Exhibit 5.1
                                                                     -----------
                               October 8, 1998

Board of Directors
Sonic Automotive, Inc.
5401 East Independence Boulevard
Charlotte, North Carolina  28212

Dear Sirs:

      We are acting as counsel to Sonic Automotive, Inc., a Delaware corporation
(the "COMPANY"), in connection with the preparation, execution, filing and
processing with the Securities and Exchange Commission (the "COMMISSION"),
pursuant to the Securities Act of 1933, as amended (the "Act"), of a
Registration Statement on Form S-8 (the "REGISTRATION STATEMENT") relating to
the issuance and sale of up to 1,125,000 shares (the "SHARES") of Class A Common
Stock, par value $.01 per share (the "COMMON STOCK"), reserved for issuance
under the Company's 1997 Stock Option Plan (the "PLAN"). This opinion is
furnished to you for filing with the Commission pursuant to Item 601(b)(5) of
Regulation S-K promulgated under the Act.

      In our representation of the Company, we have examined the Registration
Statement, the Plan, the Company's Certificate of Incorporation and Bylaws, as
amended to date, all actions of the Company's Board of Directors recorded in the
Company's minute book, the form of certificate evidencing the Shares and such
other documents as we have considered necessary for purposes of rendering the
opinions expressed below.

      Based upon the foregoing, we are of the following opinion:

      1.    The Company is a corporation duly incorporated, validly existing and
            in good standing under the laws of the State of Delaware.

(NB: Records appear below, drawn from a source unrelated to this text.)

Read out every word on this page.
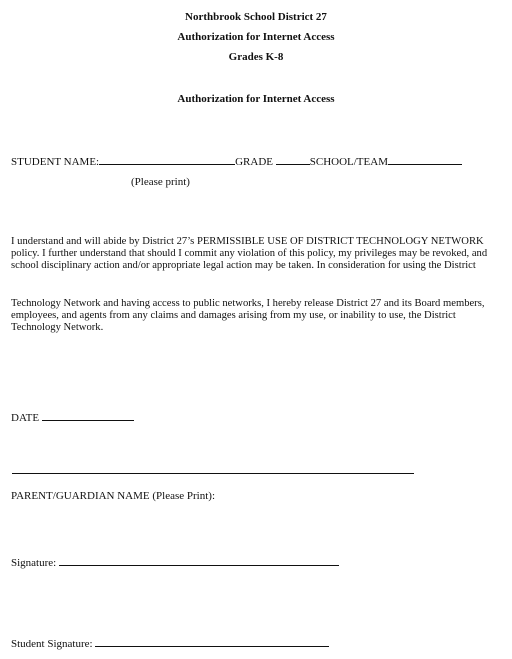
Northbrook School District 27
Authorization for Internet Access
Grades K-8
Authorization for Internet Access
STUDENT NAME:	GRADE	SCHOOL/TEAM
(Please print)
I understand and will abide by District 27’s PERMISSIBLE USE OF DISTRICT TECHNOLOGY NETWORK policy. I further understand that should I commit any violation of this policy, my privileges may be revoked, and school disciplinary action and/or appropriate legal action may be taken. In consideration for using the District
Technology Network and having access to public networks, I hereby release District 27 and its Board members, employees, and agents from any claims and damages arising from my use, or inability to use, the District Technology Network.
DATE
PARENT/GUARDIAN NAME (Please Print):
Signature:
Student Signature:
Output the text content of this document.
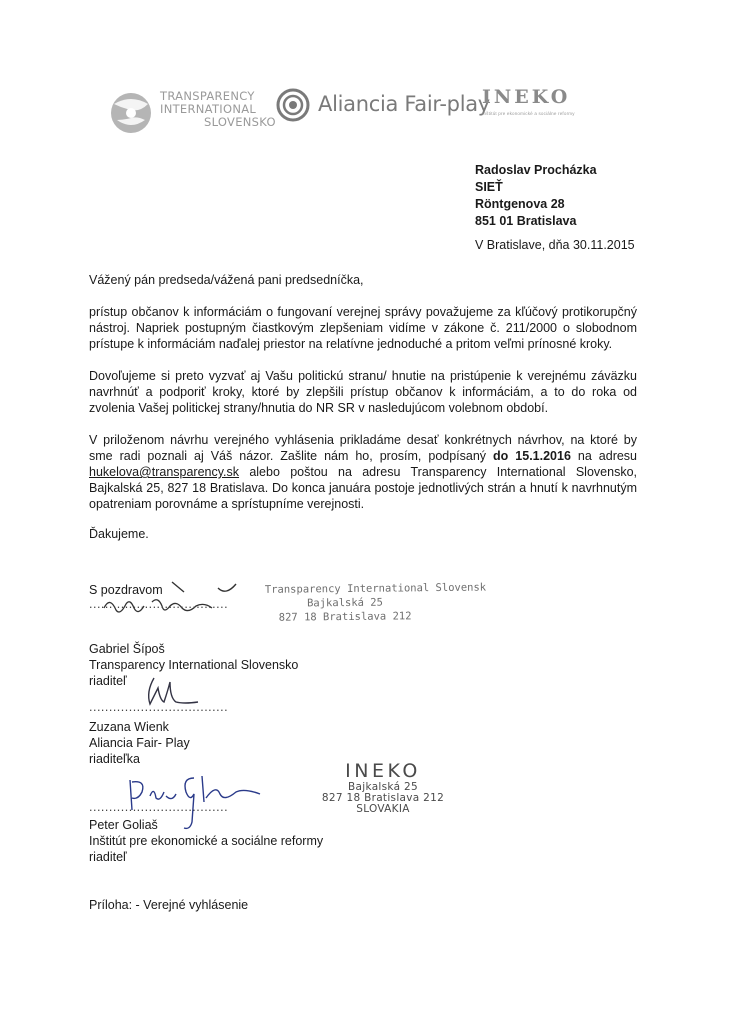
TRANSPARENCY
INTERNATIONAL
SLOVENSKO
Aliancia Fair-play
INEKO
Inštitút pre ekonomické a sociálne reformy
Radoslav Procházka
SIEŤ
Röntgenova 28
851 01 Bratislava
V Bratislave, dňa 30.11.2015
Vážený pán predseda/vážená pani predsedníčka,
prístup občanov k informáciám o fungovaní verejnej správy považujeme za kľúčový protikorupčný nástroj. Napriek postupným čiastkovým zlepšeniam vidíme v zákone č. 211/2000 o slobodnom prístupe k informáciám naďalej priestor na relatívne jednoduché a pritom veľmi prínosné kroky.
Dovoľujeme si preto vyzvať aj Vašu politickú stranu/ hnutie na pristúpenie k verejnému záväzku navrhnúť a podporiť kroky, ktoré by zlepšili prístup občanov k informáciám, a to do roka od zvolenia Vašej politickej strany/hnutia do NR SR v nasledujúcom volebnom období.
V priloženom návrhu verejného vyhlásenia prikladáme desať konkrétnych návrhov, na ktoré by sme radi poznali aj Váš názor. Zašlite nám ho, prosím, podpísaný do 15.1.2016 na adresu hukelova@transparency.sk alebo poštou na adresu Transparency International Slovensko, Bajkalská 25, 827 18 Bratislava. Do konca januára postoje jednotlivých strán a hnutí k navrhnutým opatreniam porovnáme a sprístupníme verejnosti.
Ďakujeme.
S pozdravom
...................................
Transparency International Slovensk
Bajkalská 25
827 18 Bratislava 212
Gabriel Šípoš
Transparency International Slovensko
riaditeľ
...................................
Zuzana Wienk
Aliancia Fair- Play
riaditeľka
INEKO
Bajkalská 25
827 18 Bratislava 212
SLOVAKIA
...................................
Peter Goliaš
Inštitút pre ekonomické a sociálne reformy
riaditeľ
Príloha: - Verejné vyhlásenie
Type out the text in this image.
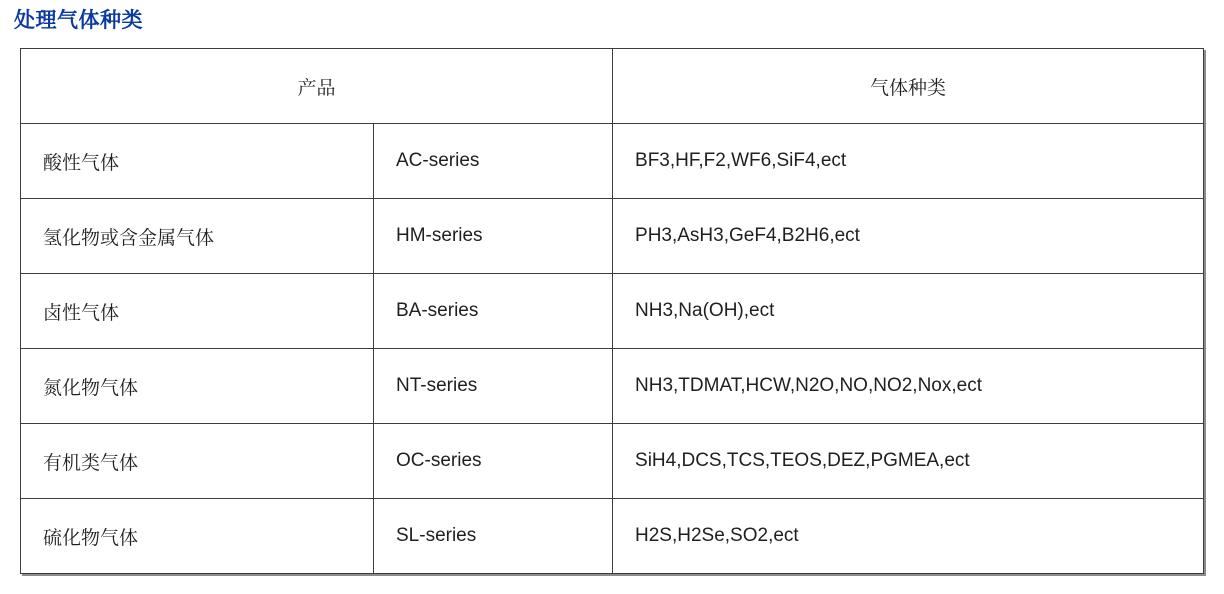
处理气体种类
产品		气体种类
酸性气体	AC-series	BF3,HF,F2,WF6,SiF4,ect
氢化物或含金属气体	HM-series	PH3,AsH3,GeF4,B2H6,ect
卤性气体	BA-series	NH3,Na(OH),ect
氮化物气体	NT-series	NH3,TDMAT,HCW,N2O,NO,NO2,Nox,ect
有机类气体	OC-series	SiH4,DCS,TCS,TEOS,DEZ,PGMEA,ect
硫化物气体	SL-series	H2S,H2Se,SO2,ect
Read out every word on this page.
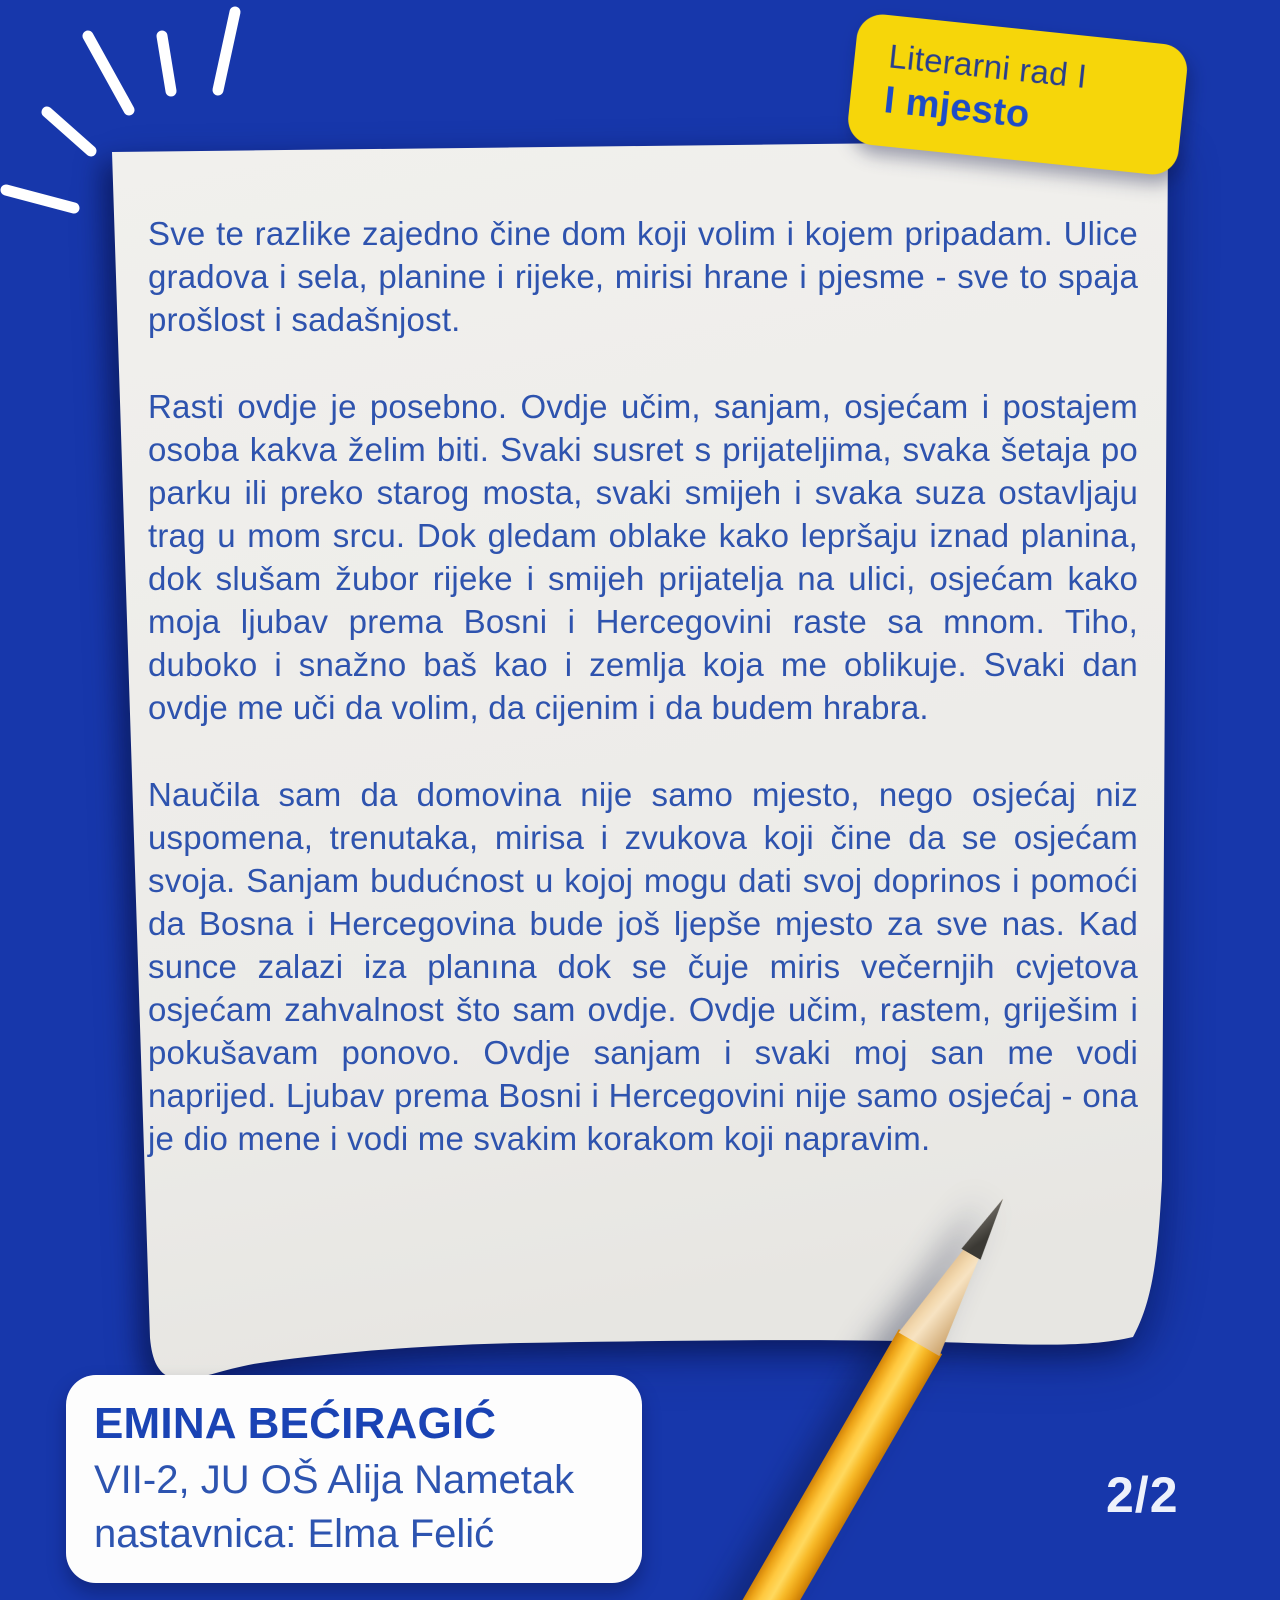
Sve te razlike zajedno čine dom koji volim i kojem pripadam. Ulice gradova i sela, planine i rijeke, mirisi hrane i pjesme - sve to spaja prošlost i sadašnjost.

Rasti ovdje je posebno. Ovdje učim, sanjam, osjećam i postajem osoba kakva želim biti. Svaki susret s prijateljima, svaka šetaja po parku ili preko starog mosta, svaki smijeh i svaka suza ostavljaju trag u mom srcu. Dok gledam oblake kako lepršaju iznad planina, dok slušam žubor rijeke i smijeh prijatelja na ulici, osjećam kako moja ljubav prema Bosni i Hercegovini raste sa mnom. Tiho, duboko i snažno baš kao i zemlja koja me oblikuje. Svaki dan ovdje me uči da volim, da cijenim i da budem hrabra.

Naučila sam da domovina nije samo mjesto, nego osjećaj niz uspomena, trenutaka, mirisa i zvukova koji čine da se osjećam svoja. Sanjam budućnost u kojoj mogu dati svoj doprinos i pomoći da Bosna i Hercegovina bude još ljepše mjesto za sve nas. Kad sunce zalazi iza planına dok se čuje miris večernjih cvjetova osjećam zahvalnost što sam ovdje. Ovdje učim, rastem, griješim i pokušavam ponovo. Ovdje sanjam i svaki moj san me vodi naprijed. Ljubav prema Bosni i Hercegovini nije samo osjećaj - ona je dio mene i vodi me svakim korakom koji napravim.

Literarni rad I
I mjesto
EMINA BEĆIRAGIĆ
VII-2, JU OŠ Alija Nametak
nastavnica: Elma Felić
2/2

      2.    The Shares proposed to be offered and sold by the Company under the
            Plan have been duly authorized for issuance and, subject to the
            Registration Statement becoming effective under the Act and to
            compliance with any applicable Blue Sky laws and to the issuance of
            such Shares in accordance with the provisions of the Plan, the
            Shares will be, when so issued, legally issued, fully paid and
            non-assessable shares of Common Stock of the Company.

      The opinions expressed herein are limited to the laws of the State of
North Carolina, the General Corporation Law of the State of Delaware and the
Act.

      We hereby consent to the use of this opinion letter as Exhibit 5.1 to the
Registration Statement. In giving this consent, we do not admit that we are in
the category of persons whose consent is required under Section 7 of the Act or
the rules and regulations of the Commission promulgated thereunder.

                                    Very truly yours,

                                    PARKER, POE, ADAMS & BERNSTEIN L.L.P.